テレワークなどもしやすい「ワークスペース」が駅などに増えてきましたが、高速道路にもあると便利かもしれません。その試行運用が関越道で行われているのですが、場所がちょっと意外でした。

高速SAのワークスペース 導かれた場所は

 テレワークやPCを用いた事務作業などに便利な「ワークスペース」が、駅などを中心に整備されてきました。飲食店でも、電源やWi-Fiを備えた店舗や座席が増えていますが、高速道路のSA・PAはどうでしょうか。
 
 SA・PAでも高速道路会社のWi-Fiはあり、フードコートなどで作業はできます。ただ困るのが電源です。また、フードコートに大勢の人がいるなかでポツンと作業するのは、意外と集中できないかもしれません。


高速道路のワークスペースが試行運用されている(画像:NEXCO東日本)。

 そうしたなか、たまたま立ち寄った関越道の高坂SA下り線で「ワークスペース」の看板を発見。パーテーションに囲まれた座席、専用電源、専用Wi-Fiもあるとのこと。ちょうど作業をしたいと思っていたので、ちょっと気分が上がりました。

 ただ、それらしき場所が見当たらず、もう一度看板を見ると、「レストランにお声がけを」とあります。しかしレストランはいたって普通の店構え。あのぉ……と店員に声をかけると、「ワークスペースですね」と店内に通されました。あたりを見渡すと、確かに、一画にパーテーションで囲まれたスペースが。

「2時間制で、最低でもドリンクバーはご注文いただいています」。そう案内されると、ハッとしました。ワークスペースの看板に「2時間280円」と書いてあったのですが、これ、ドリンクバーの料金です。この時間帯は、モーニングメニューとして提供メニューを限定していたこともあり、ドリンクバーのみを注文して席につきました。

 この高坂SA下り線は、フードコート式ではなく「軽食コーナー」と「レストラン」が分かれている基本的な運営形態のSAです。人の多い軽食スペースと比べて、平日午前10時台のレストランは閑散としていて、快適に作業ができました。なお、「パーテーションで区切った席以外でも結構ですよ」とのことでした。

 実はこの高速道路のワークスペース、いまは試行運用中で、NEXCO東日本管内では関越道の高坂SA(上下線)、上里SA(上下線)でのみ行っているそう。運営会社に詳しく話を聞きました。

ワークスペース増える? 運営会社に聞いてみた

 NEXCO東日本管内のSA・PAを管理・運営するネクセリア東日本によると、「直接的なワークスペースの設置要望はありませんが、お客さまから従業員へコンセントの有無を尋ねられるなど、サービスを求められるお声はいただいていました」とのこと。

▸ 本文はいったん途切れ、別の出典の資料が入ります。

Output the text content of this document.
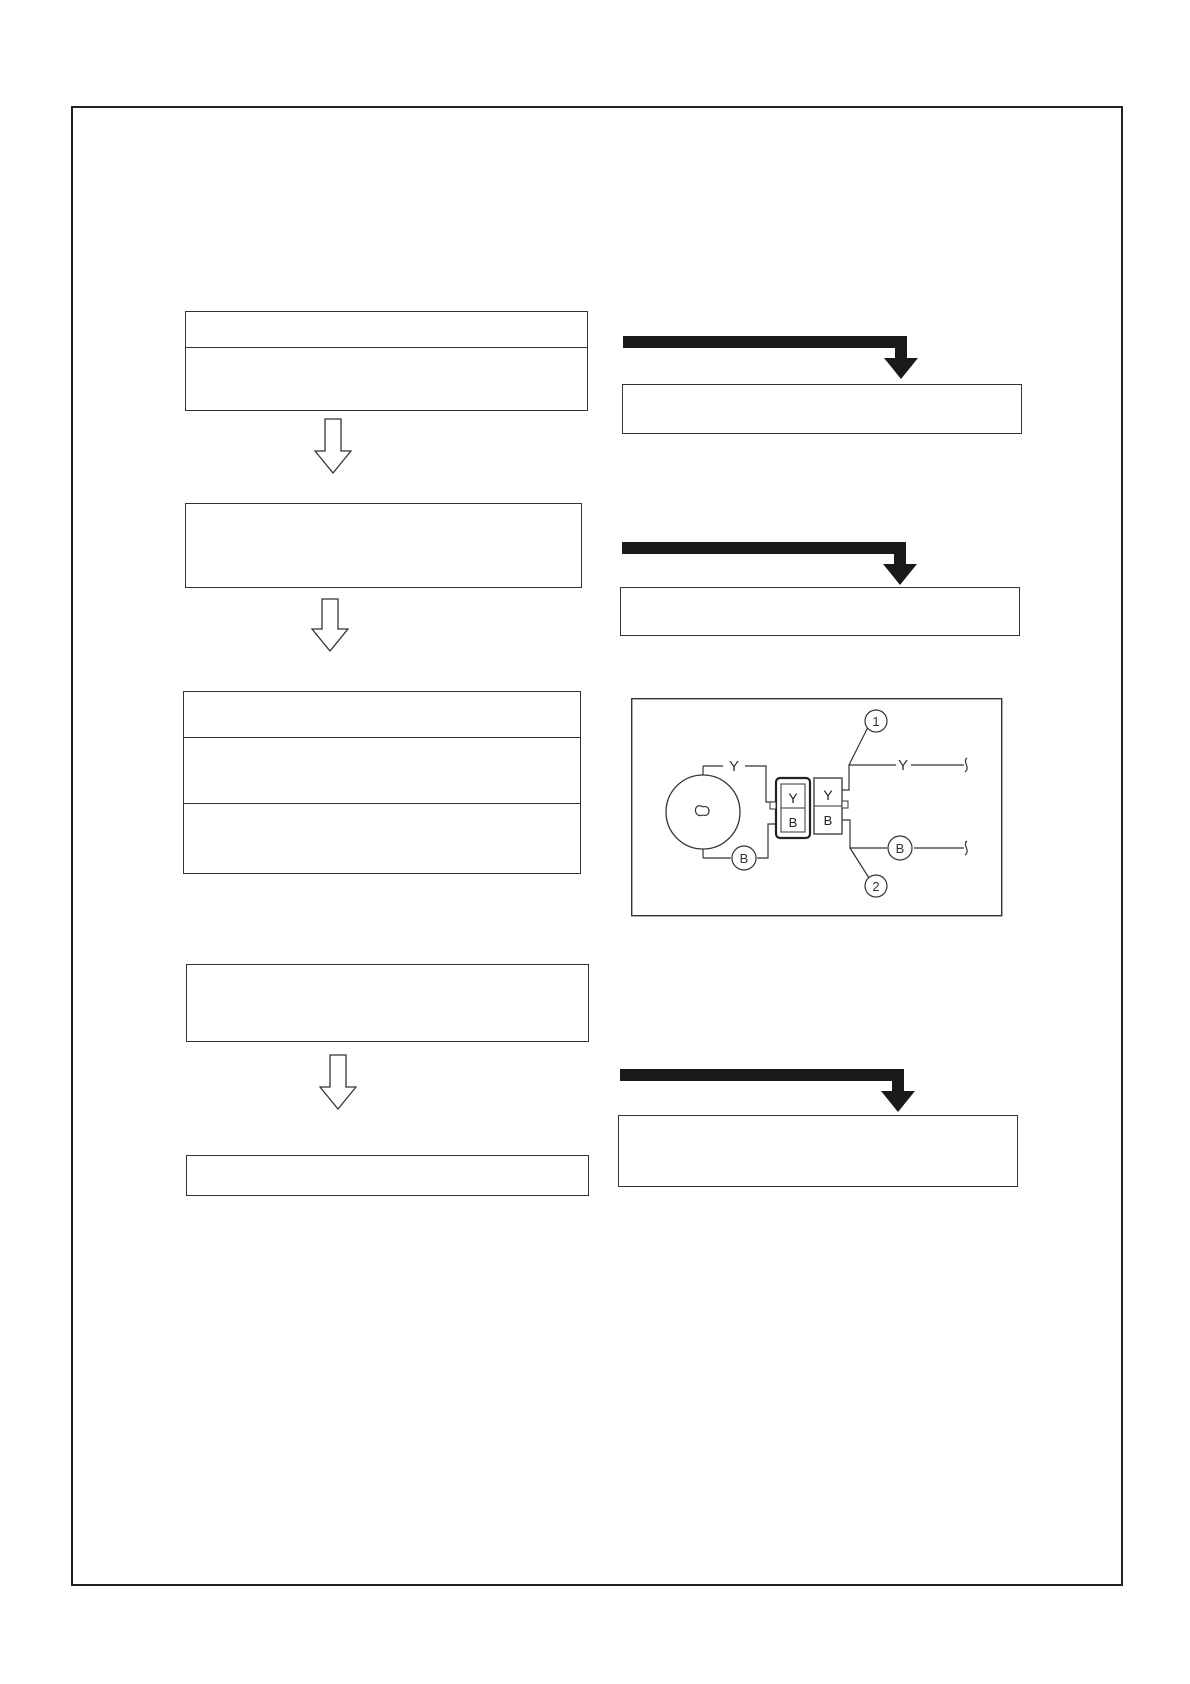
Y
B
Y
B
Y
B
Y
B
1
2
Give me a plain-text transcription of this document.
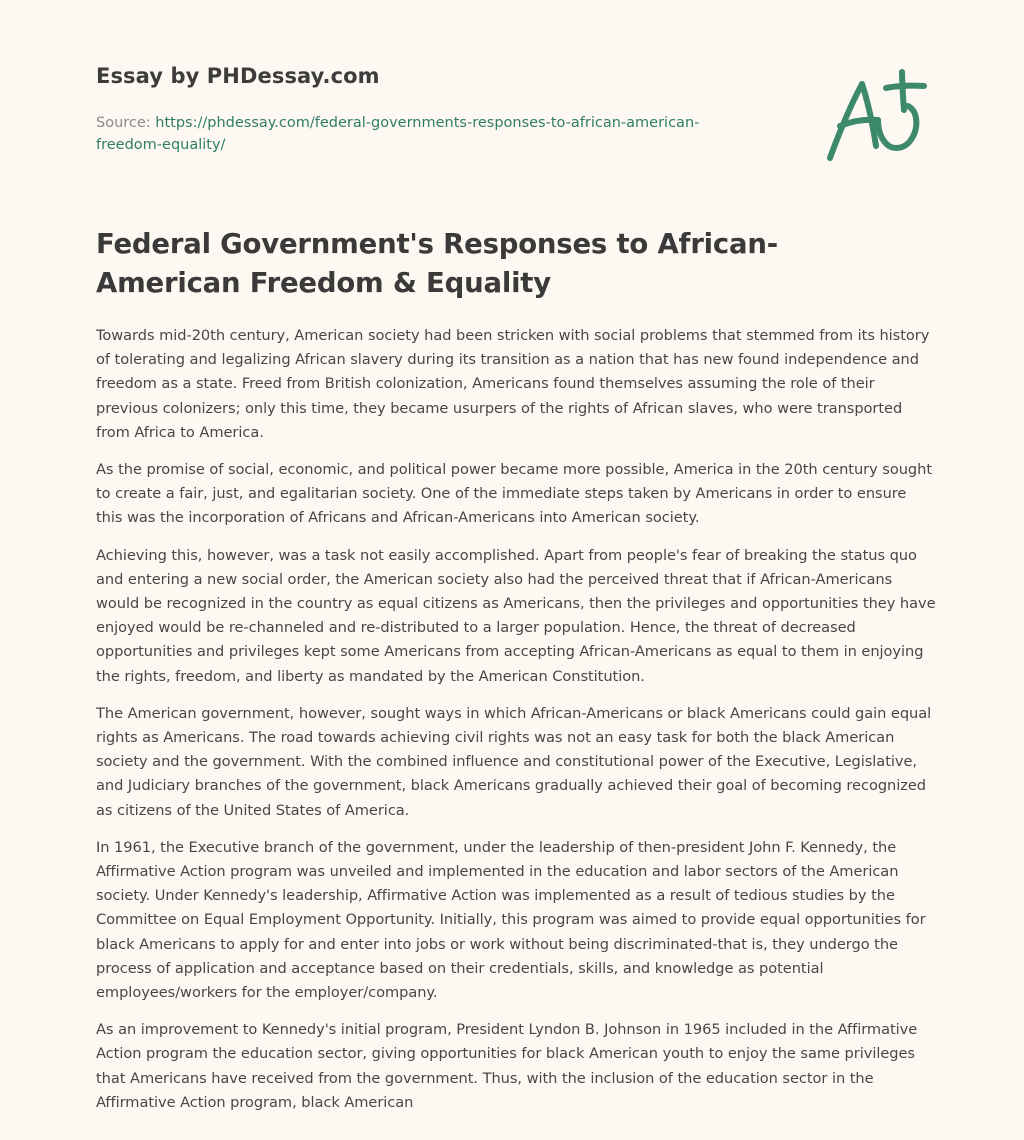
Essay by PHDessay.com
Source: https://phdessay.com/federal-governments-responses-to-african-american-freedom-equality/
Federal Government's Responses to African-American Freedom & Equality

Towards mid-20th century, American society had been stricken with social problems that stemmed from its history of tolerating and legalizing African slavery during its transition as a nation that has new found independence and freedom as a state. Freed from British colonization, Americans found themselves assuming the role of their previous colonizers; only this time, they became usurpers of the rights of African slaves, who were transported from Africa to America.

As the promise of social, economic, and political power became more possible, America in the 20th century sought to create a fair, just, and egalitarian society. One of the immediate steps taken by Americans in order to ensure this was the incorporation of Africans and African-Americans into American society.

Achieving this, however, was a task not easily accomplished. Apart from people's fear of breaking the status quo and entering a new social order, the American society also had the perceived threat that if African-Americans would be recognized in the country as equal citizens as Americans, then the privileges and opportunities they have enjoyed would be re-channeled and re-distributed to a larger population. Hence, the threat of decreased opportunities and privileges kept some Americans from accepting African-Americans as equal to them in enjoying the rights, freedom, and liberty as mandated by the American Constitution.

The American government, however, sought ways in which African-Americans or black Americans could gain equal rights as Americans. The road towards achieving civil rights was not an easy task for both the black American society and the government. With the combined influence and constitutional power of the Executive, Legislative, and Judiciary branches of the government, black Americans gradually achieved their goal of becoming recognized as citizens of the United States of America.

In 1961, the Executive branch of the government, under the leadership of then-president John F. Kennedy, the Affirmative Action program was unveiled and implemented in the education and labor sectors of the American society. Under Kennedy's leadership, Affirmative Action was implemented as a result of tedious studies by the Committee on Equal Employment Opportunity. Initially, this program was aimed to provide equal opportunities for black Americans to apply for and enter into jobs or work without being discriminated-that is, they undergo the process of application and acceptance based on their credentials, skills, and knowledge as potential employees/workers for the employer/company.

As an improvement to Kennedy's initial program, President Lyndon B. Johnson in 1965 included in the Affirmative Action program the education sector, giving opportunities for black American youth to enjoy the same privileges that Americans have received from the government. Thus, with the inclusion of the education sector in the Affirmative Action program, black American
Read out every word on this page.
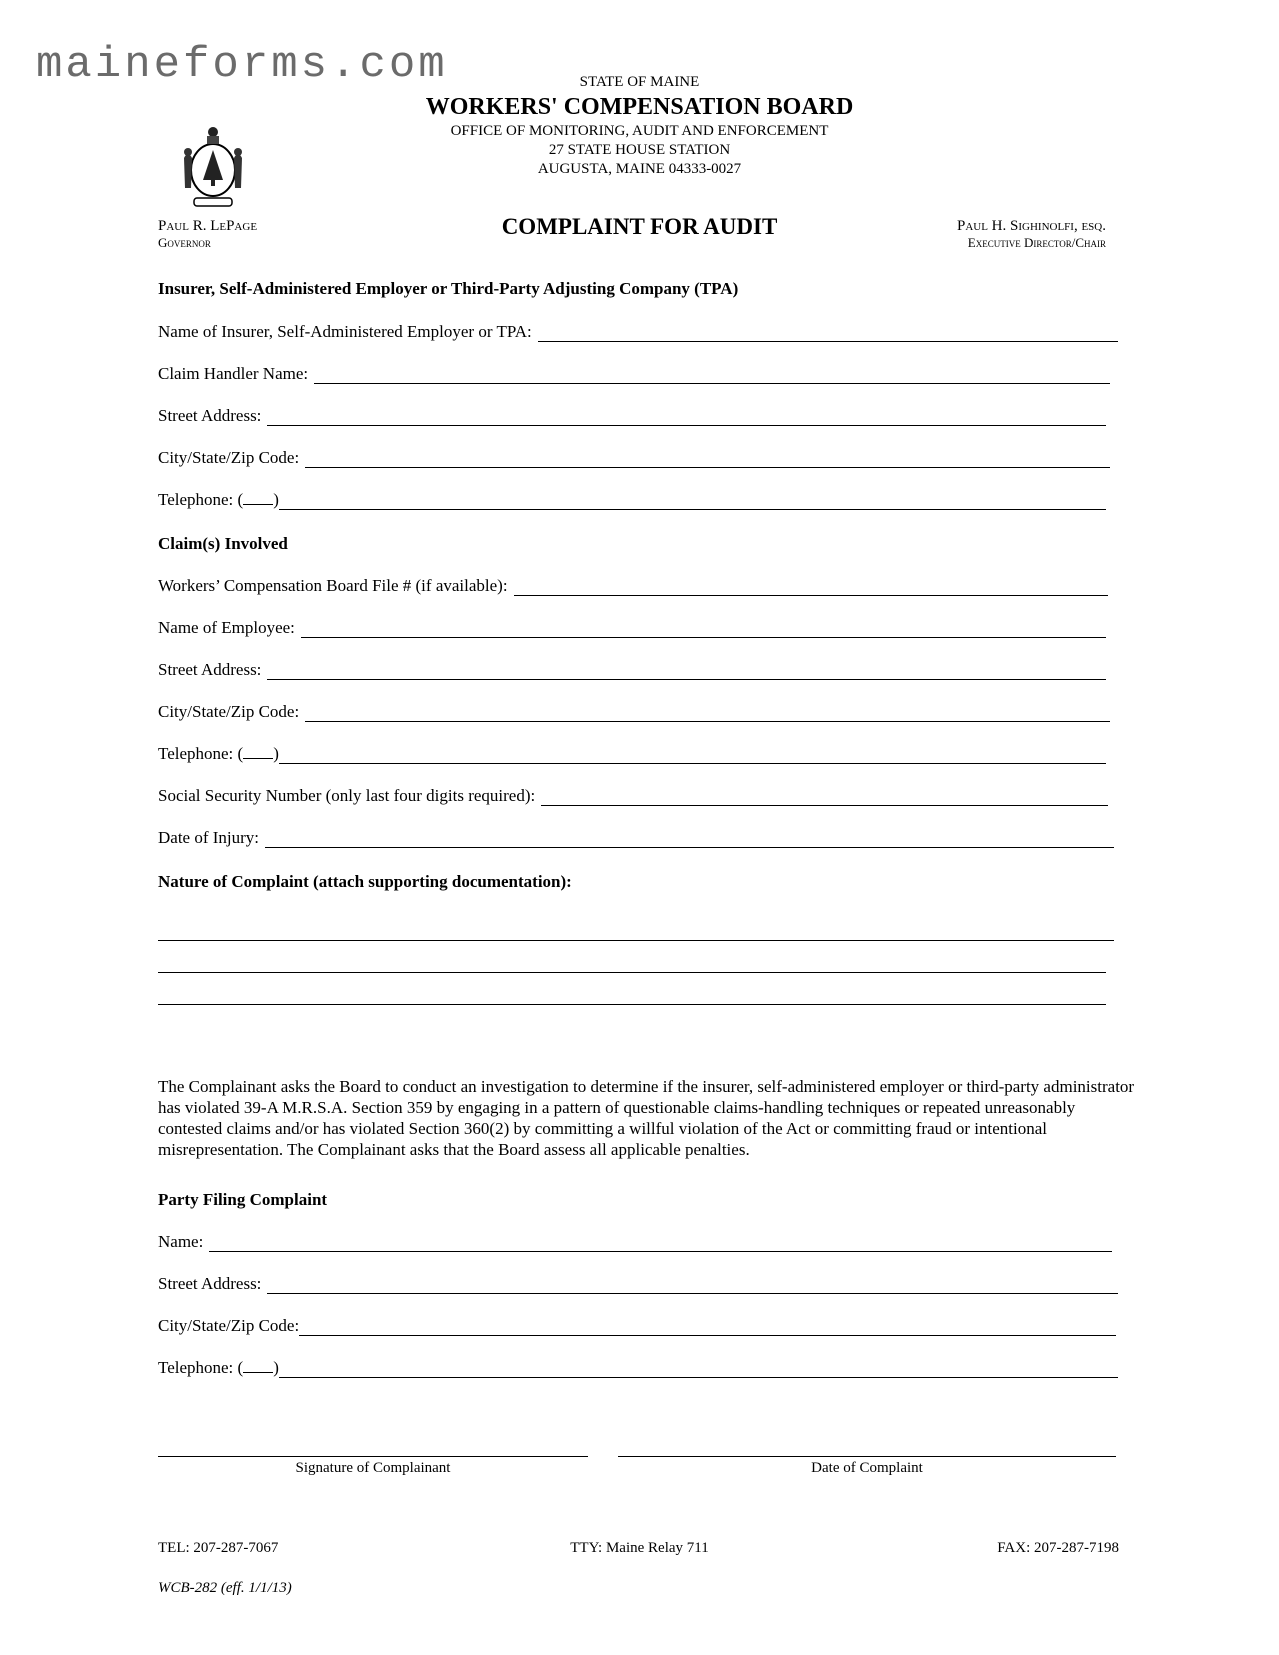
maineforms.com	STATE OF MAINE
WORKERS' COMPENSATION BOARD
OFFICE OF MONITORING, AUDIT AND ENFORCEMENT
27 STATE HOUSE STATION
AUGUSTA, MAINE 04333-0027
Paul R. LePage
Governor
Paul H. Sighinolfi, esq.
Executive Director/Chair
COMPLAINT FOR AUDIT
Insurer, Self-Administered Employer or Third-Party Adjusting Company (TPA)
Name of Insurer, Self-Administered Employer or TPA:
Claim Handler Name:
Street Address:
City/State/Zip Code:
Telephone: ( )
Claim(s) Involved
Workers’ Compensation Board File # (if available):
Name of Employee:
Street Address:
City/State/Zip Code:
Telephone: ( )
Social Security Number (only last four digits required):
Date of Injury:
Nature of Complaint (attach supporting documentation):
The Complainant asks the Board to conduct an investigation to determine if the insurer, self-administered employer or third-party administrator has violated 39-A M.R.S.A. Section 359 by engaging in a pattern of questionable claims-handling techniques or repeated unreasonably contested claims and/or has violated Section 360(2) by committing a willful violation of the Act or committing fraud or intentional misrepresentation. The Complainant asks that the Board assess all applicable penalties.
Party Filing Complaint
Name:
Street Address:
City/State/Zip Code:
Telephone: ( )
Signature of Complainant	Date of Complaint
TEL: 207-287-7067	TTY: Maine Relay 711	FAX: 207-287-7198
WCB-282 (eff. 1/1/13)
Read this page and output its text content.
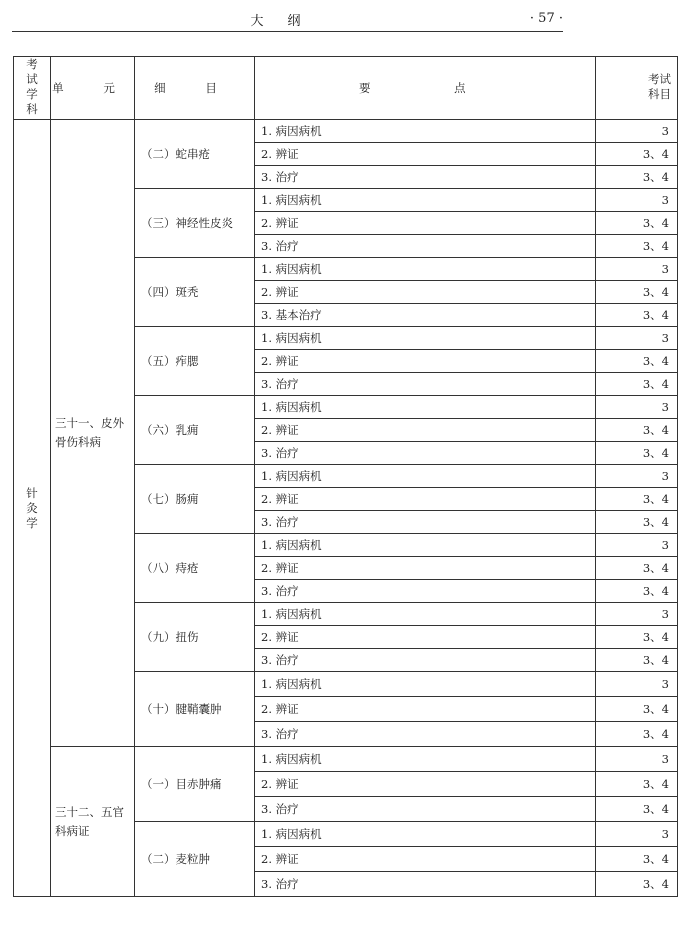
大纲	· 57 ·
考试学科	单 元	细 目	要 点	考试科目
针灸学	三十一、皮外骨伤科病	（二）蛇串疮	1. 病因病机	3
			2. 辨证	3、4
			3. 治疗	3、4
		（三）神经性皮炎	1. 病因病机	3
			2. 辨证	3、4
			3. 治疗	3、4
		（四）斑秃	1. 病因病机	3
			2. 辨证	3、4
			3. 基本治疗	3、4
		（五）痄腮	1. 病因病机	3
			2. 辨证	3、4
			3. 治疗	3、4
		（六）乳痈	1. 病因病机	3
			2. 辨证	3、4
			3. 治疗	3、4
		（七）肠痈	1. 病因病机	3
			2. 辨证	3、4
			3. 治疗	3、4
		（八）痔疮	1. 病因病机	3
			2. 辨证	3、4
			3. 治疗	3、4
		（九）扭伤	1. 病因病机	3
			2. 辨证	3、4
			3. 治疗	3、4
		（十）腱鞘囊肿	1. 病因病机	3
			2. 辨证	3、4
			3. 治疗	3、4
	三十二、五官科病证	（一）目赤肿痛	1. 病因病机	3
			2. 辨证	3、4
			3. 治疗	3、4
		（二）麦粒肿	1. 病因病机	3
			2. 辨证	3、4
			3. 治疗	3、4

 そこで、4つのエリアにて2022年2月末から2023年3月までの予定で試行運用を開始。ただし、駅で見られるような個室ブースを据えつけるのではなく、レストランや空きスペースを有効活用する形での展開を検討しているといいます。

 というのも、レストランの新たな利用価値を創出する、という側面もあるのだとか。

 現在は比較的大きなSA・PAを中心に、複数店舗が集まったフードコート形態も増えてきましたが、今回利用した高坂SAのように、多くは「軽食コーナー」と、ちょっと値段が高めな「レストラン」に分かれた形態が基本です。両者は営業時間も異なります。

「コロナ禍や昨今の働き方改革におけるライフスタイルが変化するなかで、レストランのアイドルタイムを中心とした空席の活用や、比較的静かな環境を提供できることから、レストランにおける新しい付加価値として展開を開始しました」(ネクセリア東日本)


高坂SA下り線のレストラン。一見してワークスペースがあると思えないかもしれない(乗りものニュース編集部撮影)。

 現在の利用状況は、多いエリアで1日1人程度、1回1〜2時間程度(1回利用につき2時間まで)とのことで、まだまだ知られていないようです。客層は30〜50代のビジネスマンが多いとか。「朝食を取りながらの利用も見られ、徐々に常連のお客さまも増えてきている」といいます。

 高速道路のワークスペースは定着するのか、ネクセリア東日本は今後の利用動向をみつつ、「世の中の状況も踏まえながら、SA・PAの新しい付加価値として、お客さまのニーズに合った形での展開」を検討するということです。